Emmanuel Razavi est journaliste et grand reporter, spécialiste du Moyen-Orient. Auteur de plusieurs documentaires et ouvrages sur notamment les filières liées à l’islamisme, il vient de publier aux éditions du Cerf un nouvel opus intitulé : La face cachée des mollahs : le livre noir de la République islamique d’Iran. Né d’une enquête journalistique, longue et fouillée, l’ouvrage tente de lever le voile sur la dimension mafieuse et criminelle du régime de Téhéran. Il est question dans ces pages d’une économie parallèle à base de trafic d’armes, de drogue, de femmes et de blanchiment d’argent, impliquant les dirigeants iraniens et leurs sbires. Entretien avec l’auteur.

RFI : Comment est née l’idée de cette enquête et comment avez-vous travaillé ?
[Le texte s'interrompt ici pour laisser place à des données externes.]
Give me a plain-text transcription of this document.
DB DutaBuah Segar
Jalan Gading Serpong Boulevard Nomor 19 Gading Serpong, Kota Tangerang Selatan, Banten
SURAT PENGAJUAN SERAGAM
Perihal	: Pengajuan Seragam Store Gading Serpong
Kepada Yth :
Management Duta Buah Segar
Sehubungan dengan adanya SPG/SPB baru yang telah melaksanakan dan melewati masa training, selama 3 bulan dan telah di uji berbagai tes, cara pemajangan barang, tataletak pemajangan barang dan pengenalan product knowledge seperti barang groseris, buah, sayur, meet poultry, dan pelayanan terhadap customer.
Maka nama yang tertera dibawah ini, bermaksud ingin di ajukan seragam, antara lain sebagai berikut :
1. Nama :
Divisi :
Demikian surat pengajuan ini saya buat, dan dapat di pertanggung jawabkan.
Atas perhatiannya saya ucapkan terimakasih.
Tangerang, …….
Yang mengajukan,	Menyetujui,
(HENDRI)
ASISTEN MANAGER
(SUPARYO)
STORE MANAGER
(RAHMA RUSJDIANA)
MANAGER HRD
Emmanuel Razavi : L’idée de ce reportage est née du fait que depuis le début du mouvement des femmes en Iran, je recevais un certain nombre d’informations de la part des gens qui étaient à l’intérieur de l’Iran et qui me transmettaient des documents compromettants pour le régime. Il s’agissait notamment de gens qui avaient collaboré avec les Gardiens de la Révolution ou qui étaient proches du bureau du Guide suprême. Ces gens ont compris, je crois, que quelque chose était en train de se passer en Iran avec la révolution initiée par les femmes, il y a un an et demi. Comme on reçoit beaucoup d’informations bidonnées, j’ai commencé par recouper les données auprès de spécialistes, notamment des gens du renseignement. C’était normal pour moi car je suis avant tout journaliste et pas un journaliste militant parce que je pense que les deux ne sont pas compatibles. Cela dit, la morale et le bon sens commandent de dénoncer les totalitarismes en général. Chacun d’entre nous étant attaché à la démocratie, on ne peut pas tolérer que des gens soient torturés, massacrés. Nous savons tous ce qui se passe dans les prisons iraniennes, la torture, le viol, la pratique du viol étant quasi systématique. J’ai donc voulu enquêter sur ces choses-là, mais toujours en recoupant les informations. Je n’ai jamais pris pour argent comptant ce que l’on me disait. J’ai toujours vérifié en sollicitant plusieurs sources pour m’assurer que l’information soit fiable avant de la diffuser. S’agissant de ma dernière enquête, je donne quelques documents d’ailleurs dans le livre en annexe, parce qu’il me semblait important aussi d’apporter des preuves à l’appui de mes affirmations. Ces documents confirment ce que je dis dans le livre sur la corruption et les dessous mafieux du régime de Téhéran.

On pourrait diviser votre ouvrage en trois grandes parties : une première partie où vous revenez sur les origines de la révolution islamique, l’instauration du régime des mollahs dans la deuxième partie et enfin comment le régime est devenu la première organisation criminelle au monde et une véritable mafia. Alors que pour le grand public, c’était la modernisation à marche forcée engagée par le dernier chah qui aurait accéléré le processus révolutionnaire, pour vous, comme vous racontez dans la première partie historique de l’ouvrage, c’est la réforme agraire du chah qu’on appelle aussi la « révolution blanche » qui, en mécontentant le clergé, avait mis le feu aux poudres. Qu’est-ce que la Révolution blanche et comment elle a conduit au renversement du régime ?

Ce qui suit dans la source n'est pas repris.